The team's first pick is not until the second round -- the 68th pick in the Draft. During the Rizzo era, the Nationals usually had an idea who they were taking with their first pick. They will not know who is available until much later in the process.
"There are a couple of high-school pitchers, there is possibly a high-school catcher," Kline said. "There are probably two or three or four college pitchers that may slide to us because they have struggled a little bit or getting tired later in the year.
Under the Collective Bargaining Agreement, each team has an allotted bonus pool equal to the sum of the values of that club's selections in the first 10 rounds of the Draft. The more picks a team has, and the earlier it picks, the larger the pool. The signing bonuses for a team's selections in the first 10 rounds, plus any bonus greater than $100,000 for a player taken after the 10th round, will apply toward the bonus-pool total.
Any team going up to five percent over its allotted pool will be taxed at a 75-percent rate on the overage. A team that overspends by 5-10 percent gets a 75-percent tax plus the loss of a first-round pick. A team that goes 10-15 percent over its pool amount will be hit with a 100-percent penalty on the overage and the loss of a first- and second-round pick. Any overage of 15 percent or more gets a 100-percent tax plus the loss of first-round picks in the next two Drafts.
Based on his conversations with Doug Harris, the director of player development, and other people in Washington's Minor League system, Kline said the plan is to add pitching to the farm system.
"You can never have enough of it," Kline said. "That's a priority for us, although, that being said, you are going to take the best player available -- always. But pitching would be a priority for us in this Draft.
In recent years, the Nationals have traded pitching prospects to acquire Major League talent such as left-hander Gio Gonzalez and outfielder Denard Span.

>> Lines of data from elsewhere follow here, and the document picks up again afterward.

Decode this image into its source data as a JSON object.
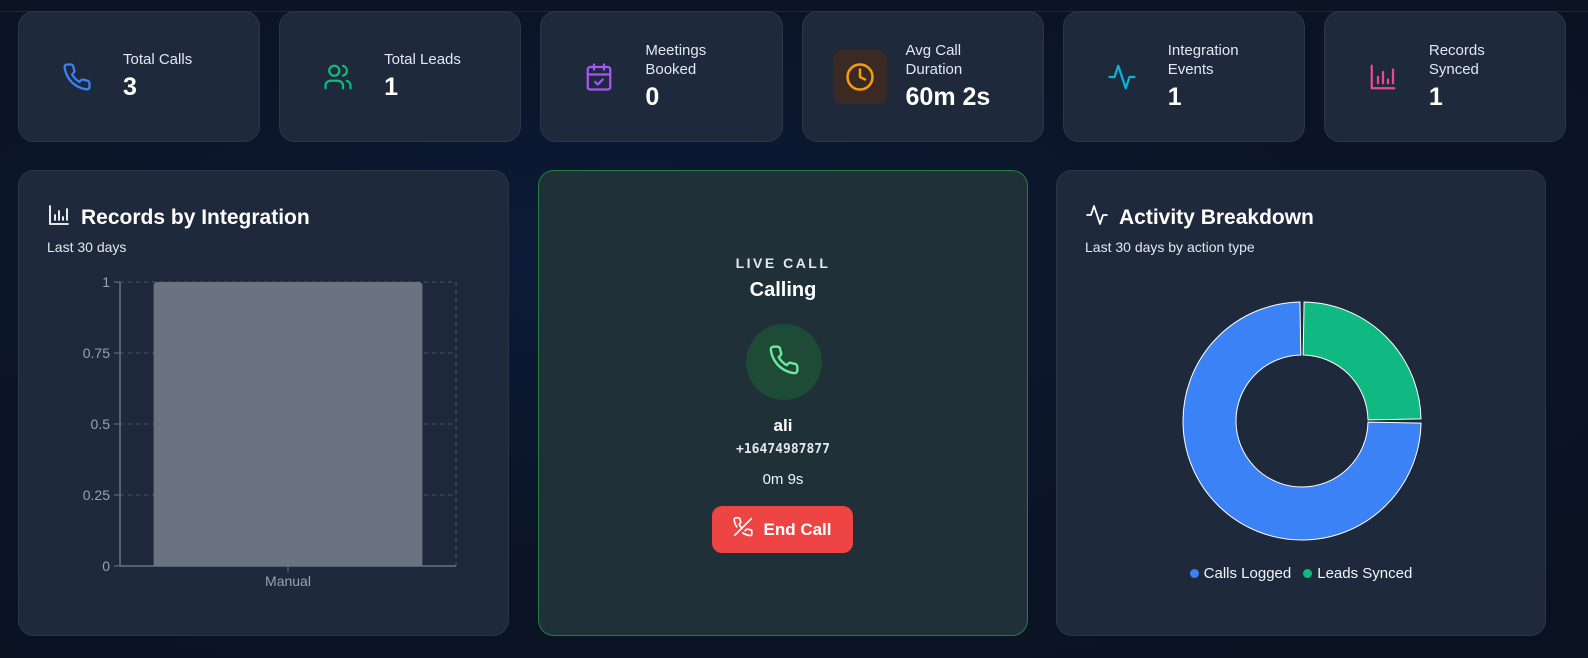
{
  "stats": [
    {
      "label": "Total Calls",
      "value": "3",
      "icon": "phone-icon",
      "color": "#3b82f6"
    },
    {
      "label": "Total Leads",
      "value": "1",
      "icon": "users-icon",
      "color": "#10b981"
    },
    {
      "label": "Meetings Booked",
      "value": "0",
      "icon": "calendar-check-icon",
      "color": "#a855f7"
    },
    {
      "label": "Avg Call Duration",
      "value": "60m 2s",
      "icon": "clock-icon",
      "color": "#f59e0b"
    },
    {
      "label": "Integration Events",
      "value": "1",
      "icon": "activity-icon",
      "color": "#06b6d4"
    },
    {
      "label": "Records Synced",
      "value": "1",
      "icon": "bar-chart-icon",
      "color": "#ec4899"
    }
  ],
  "records_card": {
    "title": "Records by Integration",
    "subtitle": "Last 30 days"
  },
  "live_call": {
    "tag": "LIVE CALL",
    "status": "Calling",
    "name": "ali",
    "phone": "+16474987877",
    "timer": "0m 9s",
    "end_label": "End Call"
  },
  "activity_card": {
    "title": "Activity Breakdown",
    "subtitle": "Last 30 days by action type"
  },
  "chart_data": [
    {
      "type": "bar",
      "categories": [
        "Manual"
      ],
      "values": [
        1
      ],
      "ylim": [
        0,
        1
      ],
      "yticks": [
        "0",
        "0.25",
        "0.5",
        "0.75",
        "1"
      ],
      "grid": true,
      "bar_color": "#6b7280"
    },
    {
      "type": "pie",
      "donut": true,
      "series": [
        {
          "name": "Calls Logged",
          "value": 3,
          "color": "#3b82f6"
        },
        {
          "name": "Leads Synced",
          "value": 1,
          "color": "#10b981"
        }
      ],
      "legend": "bottom"
    }
  ]
}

Dating back to the 2007, when Rizzo was the scouting director, the Nationals' early picks in the Draft were close to big league ready. Players like Ross Detwiler (2007) to Bryce Harper (2010) are already in the big leagues, while it's a matter of time before Anthony Rendon (2011) hits the big time once again. Instead of playing third base, he will play second. Right-hander Lucas Giolito is the only first-round pick who is not close to being big league ready. He is currently recovering from Tommy John surgery and is at extended spring camp.
• Recent Draft History •
2012: Lucas Giolito, RHP, Class A Advanced Jupiter
2011: Anthony Rendon, 3B, Triple A Syracuse
2010: Bryce Harper, OF, Washington Nationals
2009: Stephen Strasburg, RHP, Washington Nationals
2008: Aaron J Crow, RHP, Kansas City Royals
Last season, Steven Souza, 24, had best season of his professional career. He played for Class A Hagerstown and Potomac and hit a combined .297 with 23 home runs, 85 RBIs, 14 stolen bases and a .366 on-base percentage. Souza credited a new mental approach for the improved numbers. Early this year, Souza sustained a shoulder injury, but he came back hot for Double-A Harrisburg.

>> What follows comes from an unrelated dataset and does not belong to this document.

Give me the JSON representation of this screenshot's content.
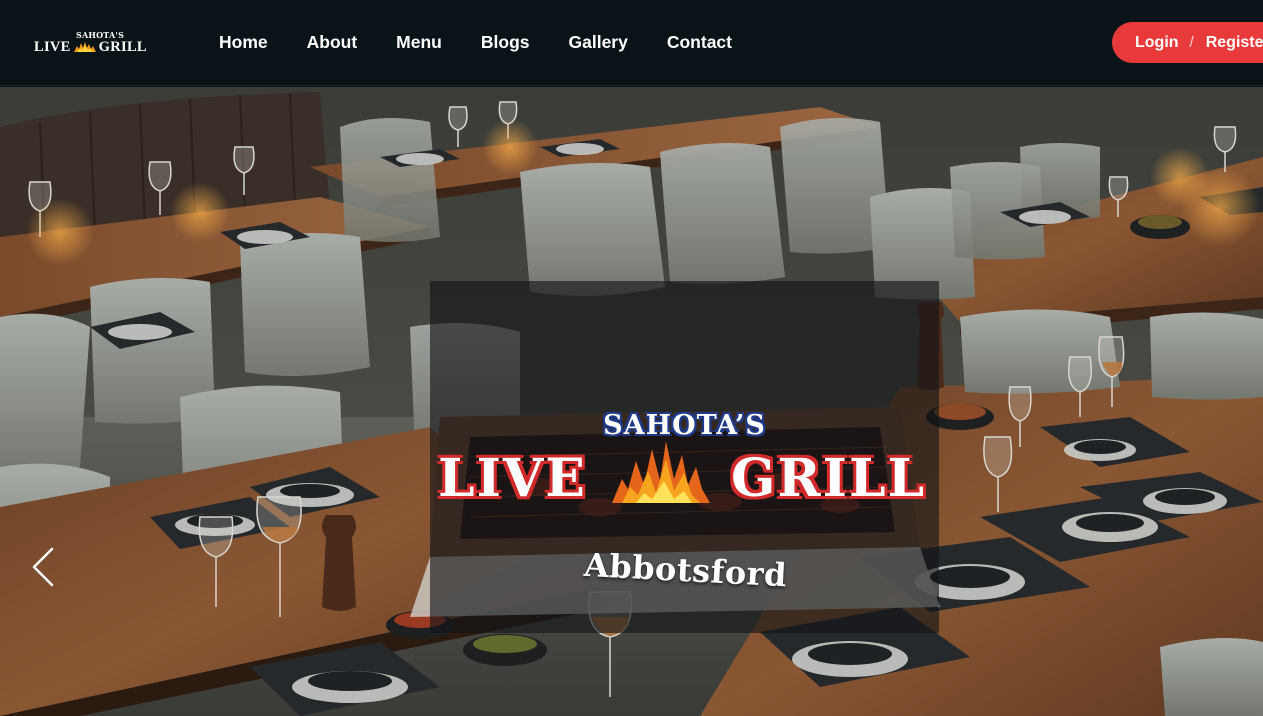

After a slow start in the Minor Leagues, it looks like right-hander Paul Demny is coming into his own this year. He was part of a no-hitter last month and has struck out 64 batters in 61 innings. His fastball is clocked as high as 95 mph. He is playing for Harrisburg.
In The Show
Harper, the club's first pick in the 2010 Draft, is clearly the team's best player, leading it in almost every offensive category. However, this past Friday, Harper was placed the disabled list because of bursitis in his left knee. There is no timetable on when he will return to action.